Tuesday, November 16, 2010

DHS Has Authority Over Naturalization

Barnes v. Holder
No. 09-1782       
United States Court of Appeals for the Fourth Circuit
2010 U.S. App. LEXIS 23293
November 10, 2010

Mr. Barnes immigrated to the United States in 1979 and joined the U.S. Army.  In 1982, a military court convicted Mr. Barnes of possessing, transporting and selling an illicit substance.  In 1999 he applied for naturalization and disclosed the conviction.  The Immigration and Naturalization Service interviewed Mr. Barnes.  INS told Mr. Barnes that the conviction barred him from naturalization.  He was told to withdraw his application, and he did in May 2000.
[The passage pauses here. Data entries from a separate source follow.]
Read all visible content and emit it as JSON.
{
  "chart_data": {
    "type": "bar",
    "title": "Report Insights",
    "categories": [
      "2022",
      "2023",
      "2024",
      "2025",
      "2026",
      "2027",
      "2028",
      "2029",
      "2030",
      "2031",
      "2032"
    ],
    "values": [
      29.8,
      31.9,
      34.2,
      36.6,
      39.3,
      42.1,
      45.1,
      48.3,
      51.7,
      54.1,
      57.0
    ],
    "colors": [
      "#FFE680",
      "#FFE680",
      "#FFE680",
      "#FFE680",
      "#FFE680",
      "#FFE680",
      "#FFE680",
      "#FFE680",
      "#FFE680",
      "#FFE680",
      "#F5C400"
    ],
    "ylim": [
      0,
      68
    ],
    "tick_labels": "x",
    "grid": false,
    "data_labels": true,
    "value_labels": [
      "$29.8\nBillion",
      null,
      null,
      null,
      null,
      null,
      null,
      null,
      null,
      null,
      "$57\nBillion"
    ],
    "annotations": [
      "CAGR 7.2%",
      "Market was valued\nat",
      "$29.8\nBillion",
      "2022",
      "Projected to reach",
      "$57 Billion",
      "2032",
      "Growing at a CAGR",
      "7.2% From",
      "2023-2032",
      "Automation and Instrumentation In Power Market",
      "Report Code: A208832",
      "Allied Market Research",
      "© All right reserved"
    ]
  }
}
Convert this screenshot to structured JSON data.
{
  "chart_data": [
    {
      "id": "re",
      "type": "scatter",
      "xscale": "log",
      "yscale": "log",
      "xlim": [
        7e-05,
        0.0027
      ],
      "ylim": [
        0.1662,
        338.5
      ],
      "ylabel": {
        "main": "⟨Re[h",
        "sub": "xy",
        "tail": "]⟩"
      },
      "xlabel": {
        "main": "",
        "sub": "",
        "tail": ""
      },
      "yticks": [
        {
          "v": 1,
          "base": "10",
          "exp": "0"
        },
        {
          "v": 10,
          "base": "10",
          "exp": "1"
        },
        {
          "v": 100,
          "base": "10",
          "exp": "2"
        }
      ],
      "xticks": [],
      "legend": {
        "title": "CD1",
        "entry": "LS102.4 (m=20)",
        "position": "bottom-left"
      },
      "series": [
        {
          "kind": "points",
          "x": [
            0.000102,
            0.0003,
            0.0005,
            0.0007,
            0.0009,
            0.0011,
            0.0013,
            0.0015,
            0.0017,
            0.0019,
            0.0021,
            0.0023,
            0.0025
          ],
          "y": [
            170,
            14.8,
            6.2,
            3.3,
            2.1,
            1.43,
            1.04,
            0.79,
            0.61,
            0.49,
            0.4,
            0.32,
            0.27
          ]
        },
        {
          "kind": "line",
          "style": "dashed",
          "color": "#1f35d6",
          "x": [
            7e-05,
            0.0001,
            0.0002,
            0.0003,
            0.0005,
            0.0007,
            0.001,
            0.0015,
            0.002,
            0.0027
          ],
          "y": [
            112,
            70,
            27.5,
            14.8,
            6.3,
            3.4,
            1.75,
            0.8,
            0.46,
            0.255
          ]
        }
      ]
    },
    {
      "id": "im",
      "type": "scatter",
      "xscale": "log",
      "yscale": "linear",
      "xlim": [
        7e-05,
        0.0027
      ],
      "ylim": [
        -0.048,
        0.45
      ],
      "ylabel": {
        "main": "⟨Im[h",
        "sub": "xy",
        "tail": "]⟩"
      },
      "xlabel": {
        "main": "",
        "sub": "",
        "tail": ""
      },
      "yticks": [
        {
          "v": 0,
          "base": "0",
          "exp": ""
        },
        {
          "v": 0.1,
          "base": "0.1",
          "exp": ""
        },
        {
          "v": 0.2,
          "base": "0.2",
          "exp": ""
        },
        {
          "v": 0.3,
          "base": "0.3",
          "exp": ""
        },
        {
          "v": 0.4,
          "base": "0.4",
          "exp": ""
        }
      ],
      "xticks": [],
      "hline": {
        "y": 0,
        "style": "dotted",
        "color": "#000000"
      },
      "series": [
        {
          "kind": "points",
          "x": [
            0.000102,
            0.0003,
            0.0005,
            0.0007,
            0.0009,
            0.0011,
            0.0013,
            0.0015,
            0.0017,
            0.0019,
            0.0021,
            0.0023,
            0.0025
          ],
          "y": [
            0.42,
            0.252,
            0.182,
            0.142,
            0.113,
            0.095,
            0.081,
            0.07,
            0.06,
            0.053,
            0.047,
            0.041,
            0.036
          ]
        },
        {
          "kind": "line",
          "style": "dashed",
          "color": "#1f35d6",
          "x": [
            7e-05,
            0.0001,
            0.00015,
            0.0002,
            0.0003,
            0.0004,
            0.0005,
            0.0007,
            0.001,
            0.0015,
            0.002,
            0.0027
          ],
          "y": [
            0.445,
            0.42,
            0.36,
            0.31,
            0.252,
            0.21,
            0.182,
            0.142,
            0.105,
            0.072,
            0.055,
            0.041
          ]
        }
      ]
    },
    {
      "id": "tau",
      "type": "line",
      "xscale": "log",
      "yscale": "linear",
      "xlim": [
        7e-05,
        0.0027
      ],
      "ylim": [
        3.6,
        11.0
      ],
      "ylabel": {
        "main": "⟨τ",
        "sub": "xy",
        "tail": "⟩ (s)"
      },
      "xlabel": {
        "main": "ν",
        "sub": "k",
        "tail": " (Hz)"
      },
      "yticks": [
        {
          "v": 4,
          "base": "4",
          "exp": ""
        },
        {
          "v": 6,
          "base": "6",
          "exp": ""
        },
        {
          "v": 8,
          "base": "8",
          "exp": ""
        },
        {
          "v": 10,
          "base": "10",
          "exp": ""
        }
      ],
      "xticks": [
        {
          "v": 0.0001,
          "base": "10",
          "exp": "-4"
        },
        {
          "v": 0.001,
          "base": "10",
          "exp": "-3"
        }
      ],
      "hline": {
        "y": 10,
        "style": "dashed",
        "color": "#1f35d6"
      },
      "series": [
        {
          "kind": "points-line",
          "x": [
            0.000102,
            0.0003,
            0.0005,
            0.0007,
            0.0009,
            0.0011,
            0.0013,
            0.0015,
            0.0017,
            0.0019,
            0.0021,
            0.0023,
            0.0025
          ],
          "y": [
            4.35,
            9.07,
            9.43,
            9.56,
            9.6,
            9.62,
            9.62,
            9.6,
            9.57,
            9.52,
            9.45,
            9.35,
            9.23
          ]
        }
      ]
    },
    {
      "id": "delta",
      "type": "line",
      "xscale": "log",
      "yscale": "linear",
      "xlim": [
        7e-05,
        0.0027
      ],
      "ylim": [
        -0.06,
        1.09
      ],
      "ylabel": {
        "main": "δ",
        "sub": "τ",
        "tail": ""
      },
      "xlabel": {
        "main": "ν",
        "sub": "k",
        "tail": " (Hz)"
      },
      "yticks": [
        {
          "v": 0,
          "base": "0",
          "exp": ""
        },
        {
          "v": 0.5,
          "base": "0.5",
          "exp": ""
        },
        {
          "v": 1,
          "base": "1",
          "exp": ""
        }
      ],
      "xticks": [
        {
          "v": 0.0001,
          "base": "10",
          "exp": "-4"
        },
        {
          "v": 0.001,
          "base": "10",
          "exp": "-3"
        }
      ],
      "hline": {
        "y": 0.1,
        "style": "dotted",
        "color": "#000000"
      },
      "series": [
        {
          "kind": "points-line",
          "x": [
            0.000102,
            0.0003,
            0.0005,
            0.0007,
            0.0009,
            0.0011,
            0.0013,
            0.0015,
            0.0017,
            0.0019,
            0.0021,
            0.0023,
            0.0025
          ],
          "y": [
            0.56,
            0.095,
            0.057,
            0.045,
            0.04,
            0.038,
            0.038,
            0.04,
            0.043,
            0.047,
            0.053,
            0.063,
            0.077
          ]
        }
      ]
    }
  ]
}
 In 2004, Mr. Barnes was placed in removal proceedings and charged with removability based on his 1982 conviction.  At an April 2005 hearing, Mr. Barnes admitted removability but indicated he would apply for relief.  In September 2006 Mr Barnes submitted a second naturalization application, and a motion to the court requesting to terminate removal proceedings pursuant to 8 CFR §1239.2(f).  The regulation in question grants the immigration judge (IJ) power to terminate removal proceedings if the individual establishes prima facie eligibility for naturalization, thereby allowing an alien to proceed to a final hearing on his naturalization application.  The IJ denied the motion, but continued the case to allow DHS to adjudicate Mr. Barnes’ naturalization application.  DHS schedule a naturalization interview, but then cancelled.  When Mr. Barnes appeared again before the IJ, DHS opposed any further continuances. Mr. Banes filed a request for a new interview, a new 123.2(f) motion and a request for 212(c) relief.  The IJ denied the motions and ordered removal.

Mr. Barnes appealed to the Board of Immigration Appeals (BIA) arguing that he merited §1239.2(f) relief.  The BIA denied.  Citing to Matter of Acosta Hidalgo, 24 I&N. Dec. 103 (BIA 2007), the BIA ruled that in order for the IJ to grant §1239.2(f) relief, the DHS must first communicate to the court that the individual is prima facie eligible for naturalization. Mr. Barnes appealed to the Fourth Circuit.  The Fourth Circuit affirmed the BIA’s interpretation.  It noted that the DHS is the only body statutorily vested with the power to make naturalization decisions (8 USC §1421(a)), and it is therefore reasonable to conclude that only DHS has authority to make prima facie determinations of naturalization eligibility.  It is also efficient to have DHS make the determination before the IJ evaluates the §1239.2(f) request because naturalization eligibility is a pre-requisite to obtaining the relief.  Finally, the determination can be made without actually granting the application, therefore there is no conflict with 8 USC §1429 which prohibits a grant of naturalization to a person in removal proceedings.    Through this ruling the Fourth Circuit joined four other courts that have adopted the Acosta-Hidalgo construction of §1239.2(f).  The other cases are Ogunfuye v. Holder, 610 F. 3d 303, 308 (5th Cir. 2010); Zegrean v. Att’n Gen. Of the United States, 602 F.3d 273, 274-275 (3d Cir. 2010); Perriello v. Napolitano, 579 F.3d 135, 142 (2nd Cir. 2009); Hernandez de Anderson v. Gonzalez, 497 F3d 927, 933-34 (9th Cir.2007).